Tomorrow Michael Powell, President and CEO of NCTA – The Internet & Television Association, will testify before the House Subcommittee for Communications and Technology. The hearing will focus on preserving an open internet for consumers, small businesses, and free speech. This is an issue the broadband industry not only supports, but also one we have consistently worked with policymakers to advance. Though the issue has become increasingly polarized, the fact remains that the core issue—protecting an open internet—is one everyone has always agreed on. Indeed, this critical issue deserves an honest discussion about how best to protect an open internet while ensuring the continued success of the fastest deploying technology in the history of the world.
In advance of tomorrow morning’s hearing, here are some highlights from Powell’s testimony on where NCTA stands on the issue, and potential a path forward.

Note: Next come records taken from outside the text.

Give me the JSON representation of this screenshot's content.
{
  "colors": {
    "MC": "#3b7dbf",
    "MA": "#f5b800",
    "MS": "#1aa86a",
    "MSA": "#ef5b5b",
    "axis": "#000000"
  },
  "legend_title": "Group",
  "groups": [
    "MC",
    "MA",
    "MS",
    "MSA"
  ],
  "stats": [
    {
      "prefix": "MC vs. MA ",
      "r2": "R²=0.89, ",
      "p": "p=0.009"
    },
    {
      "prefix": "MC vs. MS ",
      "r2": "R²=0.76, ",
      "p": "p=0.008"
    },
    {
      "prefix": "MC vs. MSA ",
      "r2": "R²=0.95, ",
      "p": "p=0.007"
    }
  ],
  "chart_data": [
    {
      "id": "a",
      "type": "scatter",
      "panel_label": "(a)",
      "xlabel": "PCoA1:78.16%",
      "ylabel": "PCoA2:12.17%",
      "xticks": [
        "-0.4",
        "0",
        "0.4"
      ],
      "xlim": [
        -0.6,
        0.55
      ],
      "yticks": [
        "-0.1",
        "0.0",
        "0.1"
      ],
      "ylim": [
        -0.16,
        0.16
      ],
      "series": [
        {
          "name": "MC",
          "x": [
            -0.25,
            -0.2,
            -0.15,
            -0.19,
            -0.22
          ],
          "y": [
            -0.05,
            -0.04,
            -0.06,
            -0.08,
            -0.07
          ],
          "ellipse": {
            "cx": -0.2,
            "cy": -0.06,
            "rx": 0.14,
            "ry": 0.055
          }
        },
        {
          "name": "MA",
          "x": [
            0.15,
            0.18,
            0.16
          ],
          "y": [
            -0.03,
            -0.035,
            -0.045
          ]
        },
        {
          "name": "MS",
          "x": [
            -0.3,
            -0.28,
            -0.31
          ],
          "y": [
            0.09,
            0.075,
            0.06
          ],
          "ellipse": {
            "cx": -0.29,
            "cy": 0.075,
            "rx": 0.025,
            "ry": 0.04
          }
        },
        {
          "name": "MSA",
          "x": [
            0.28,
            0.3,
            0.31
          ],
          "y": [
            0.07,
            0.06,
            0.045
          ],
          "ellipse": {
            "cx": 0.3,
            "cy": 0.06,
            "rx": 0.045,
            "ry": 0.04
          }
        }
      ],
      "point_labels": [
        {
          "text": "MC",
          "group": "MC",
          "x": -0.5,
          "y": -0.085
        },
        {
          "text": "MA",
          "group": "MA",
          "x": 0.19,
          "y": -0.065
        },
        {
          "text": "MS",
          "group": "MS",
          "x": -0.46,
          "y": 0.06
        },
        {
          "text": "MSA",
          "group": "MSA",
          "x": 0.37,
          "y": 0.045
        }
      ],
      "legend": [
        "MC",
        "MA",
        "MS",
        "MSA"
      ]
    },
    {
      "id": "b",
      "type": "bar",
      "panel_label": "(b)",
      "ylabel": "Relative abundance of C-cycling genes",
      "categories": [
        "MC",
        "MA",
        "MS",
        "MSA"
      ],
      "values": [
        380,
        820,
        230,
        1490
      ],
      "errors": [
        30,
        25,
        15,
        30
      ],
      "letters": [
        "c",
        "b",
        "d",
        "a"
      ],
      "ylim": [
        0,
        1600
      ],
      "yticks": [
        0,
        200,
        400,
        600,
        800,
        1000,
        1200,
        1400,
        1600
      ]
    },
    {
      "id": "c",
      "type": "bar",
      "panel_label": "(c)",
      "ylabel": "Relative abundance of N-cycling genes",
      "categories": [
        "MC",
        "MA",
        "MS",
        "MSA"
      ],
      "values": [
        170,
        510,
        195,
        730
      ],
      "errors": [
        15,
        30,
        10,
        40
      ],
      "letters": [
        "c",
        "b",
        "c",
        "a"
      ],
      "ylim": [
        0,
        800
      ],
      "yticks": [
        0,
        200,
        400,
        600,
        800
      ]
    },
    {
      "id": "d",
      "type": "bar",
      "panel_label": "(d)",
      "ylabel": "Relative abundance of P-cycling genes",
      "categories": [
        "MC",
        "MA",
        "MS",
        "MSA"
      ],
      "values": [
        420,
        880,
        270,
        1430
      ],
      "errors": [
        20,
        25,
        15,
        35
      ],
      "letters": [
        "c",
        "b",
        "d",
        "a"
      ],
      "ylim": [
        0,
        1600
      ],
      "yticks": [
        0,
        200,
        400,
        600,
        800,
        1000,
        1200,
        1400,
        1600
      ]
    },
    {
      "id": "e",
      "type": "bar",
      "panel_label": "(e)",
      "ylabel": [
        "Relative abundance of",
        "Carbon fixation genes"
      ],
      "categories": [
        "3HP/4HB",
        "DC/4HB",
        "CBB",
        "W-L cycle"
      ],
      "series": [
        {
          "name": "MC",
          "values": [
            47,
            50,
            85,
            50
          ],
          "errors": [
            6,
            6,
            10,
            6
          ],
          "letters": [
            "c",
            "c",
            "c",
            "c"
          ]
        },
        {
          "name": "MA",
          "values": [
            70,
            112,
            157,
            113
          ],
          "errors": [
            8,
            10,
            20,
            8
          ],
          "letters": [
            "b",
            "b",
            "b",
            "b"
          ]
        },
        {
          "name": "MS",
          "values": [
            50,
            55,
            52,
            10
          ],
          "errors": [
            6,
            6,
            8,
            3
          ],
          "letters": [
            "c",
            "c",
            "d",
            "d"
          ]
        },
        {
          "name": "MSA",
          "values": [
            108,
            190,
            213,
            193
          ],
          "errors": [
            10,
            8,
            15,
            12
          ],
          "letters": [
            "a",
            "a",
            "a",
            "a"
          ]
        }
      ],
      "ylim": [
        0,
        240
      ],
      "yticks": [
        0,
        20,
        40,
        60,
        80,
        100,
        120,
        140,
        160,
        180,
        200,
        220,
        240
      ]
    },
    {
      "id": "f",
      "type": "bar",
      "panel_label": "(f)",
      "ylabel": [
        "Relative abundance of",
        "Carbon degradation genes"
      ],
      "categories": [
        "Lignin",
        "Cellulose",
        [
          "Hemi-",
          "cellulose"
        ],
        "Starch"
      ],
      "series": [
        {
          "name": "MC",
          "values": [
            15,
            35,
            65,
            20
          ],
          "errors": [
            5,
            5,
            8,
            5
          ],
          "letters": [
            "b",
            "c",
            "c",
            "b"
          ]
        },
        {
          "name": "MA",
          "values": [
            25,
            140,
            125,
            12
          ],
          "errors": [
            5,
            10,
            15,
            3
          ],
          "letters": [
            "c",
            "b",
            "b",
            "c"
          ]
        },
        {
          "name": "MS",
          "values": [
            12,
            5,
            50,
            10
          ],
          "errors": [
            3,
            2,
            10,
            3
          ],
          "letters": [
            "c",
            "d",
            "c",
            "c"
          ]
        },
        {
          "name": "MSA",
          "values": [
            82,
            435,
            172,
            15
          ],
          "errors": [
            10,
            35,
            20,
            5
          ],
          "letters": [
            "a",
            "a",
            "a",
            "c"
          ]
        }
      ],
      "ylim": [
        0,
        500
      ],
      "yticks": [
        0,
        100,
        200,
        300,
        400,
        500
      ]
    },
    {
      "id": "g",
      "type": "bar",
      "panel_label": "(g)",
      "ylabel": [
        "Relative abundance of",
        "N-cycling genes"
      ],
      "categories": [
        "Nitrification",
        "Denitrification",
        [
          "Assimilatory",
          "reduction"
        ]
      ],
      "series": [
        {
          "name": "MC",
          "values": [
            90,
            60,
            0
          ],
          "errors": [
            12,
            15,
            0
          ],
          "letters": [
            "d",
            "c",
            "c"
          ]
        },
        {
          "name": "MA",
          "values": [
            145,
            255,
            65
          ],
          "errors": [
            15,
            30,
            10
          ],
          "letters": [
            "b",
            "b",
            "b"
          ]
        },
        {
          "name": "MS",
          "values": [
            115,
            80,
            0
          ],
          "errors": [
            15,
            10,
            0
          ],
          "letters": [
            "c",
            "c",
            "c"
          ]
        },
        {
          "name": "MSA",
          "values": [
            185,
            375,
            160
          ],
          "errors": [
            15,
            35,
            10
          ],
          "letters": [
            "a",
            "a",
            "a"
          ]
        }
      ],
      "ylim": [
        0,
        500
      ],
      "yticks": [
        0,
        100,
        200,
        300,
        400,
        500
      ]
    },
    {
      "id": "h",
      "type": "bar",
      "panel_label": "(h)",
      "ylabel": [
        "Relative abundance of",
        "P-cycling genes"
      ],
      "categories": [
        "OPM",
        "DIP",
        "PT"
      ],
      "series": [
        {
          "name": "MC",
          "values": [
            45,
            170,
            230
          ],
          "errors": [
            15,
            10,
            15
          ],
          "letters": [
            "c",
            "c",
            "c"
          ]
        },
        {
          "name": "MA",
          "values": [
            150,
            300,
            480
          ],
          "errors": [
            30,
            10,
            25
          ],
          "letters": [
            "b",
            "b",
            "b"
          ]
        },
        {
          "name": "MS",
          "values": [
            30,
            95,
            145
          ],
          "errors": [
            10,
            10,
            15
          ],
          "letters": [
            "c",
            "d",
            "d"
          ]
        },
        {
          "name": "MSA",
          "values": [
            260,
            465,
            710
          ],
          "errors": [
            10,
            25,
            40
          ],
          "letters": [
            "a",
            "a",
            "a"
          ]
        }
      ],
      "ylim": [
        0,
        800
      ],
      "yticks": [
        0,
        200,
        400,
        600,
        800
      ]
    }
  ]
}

NCTA supports an open internet:
“All major stakeholders support the establishment of binding rules, which is why the broadband industry has consistently engaged with Congress and other policymakers on establishing durable and enforceable requirements. Moreover, there is a fairly consistent consensus about what the rules should be. Since 2004, when I outlined the four internet freedoms while serving as the FCC Chairman, we have found common ground around the basic tenets of net neutrality rules: There should be no blocking or throttling of lawful content. There should be no paid prioritization that creates fast lanes and slow lanes, absent public benefit. And, there should be transparency to consumers over network practices.”
FCC doesn’t have the tools to make rules:
“The FCC has struggled to adopt sustainable rules because it lacks a clear basis of jurisdiction on which to moor net neutrality rules that would apply to internet service providers. Figuring out what the rules should be has not been the problem. Rather, the problem for the Agency has been how to adopt appropriately targeted rules in the absence of clear congressional direction. If authority is the problem, congressional action is the answer.”
“The FCC’s statutory authority was drafted in an era that predates the rise of the internet. Congress has not comprehensively addressed communications policy since 1996, eons ago in internet time. Trying to address a contemporary question using antiquated tools requires the Commission to engage in contorted legal gymnastics.”
“By trying to fix the jurisdiction bug, the FCC ended up introducing a new more damaging one that is fraught with unintended and unexplored consequences that could severely harm the internet ecosystem. Moreover, Title II shattered the strong bipartisan consensus and politicized the issue, guaranteeing that the rules would swing wildly with every election.”
The status quo isn’t working:
“In software programming, an infinite loop is defined as “a piece of coding that lacks a functional exit so that it repeats indefinitely.” Similarly, the net neutrality issue is caught in an infinite loop. It is high time to debug this debate—avoiding approaches that will only perpetuate it—and reach a bipartisan resolution that puts in place a sound and enforceable set of rules.”
On Title II:
“As Congress once again takes up this issue, it is important to recognize that Title II is not a synonym for “strong net neutrality” as some advocates breezily maintain. In fact, Title II is entirely distinct from net neutrality and is an unnecessary precondition for Congress to establish strong net neutrality requirements coupled with strong enforcement”
“Given the great dangers and slim benefits of Title II, and the unquestionable fact that Congress can adequately protect net neutrality without it, Congress has the opportunity and the tools to rewrite the script and end the infinite loop. Unlike the regulators, this institution has the constitutional power to create new legal authority.”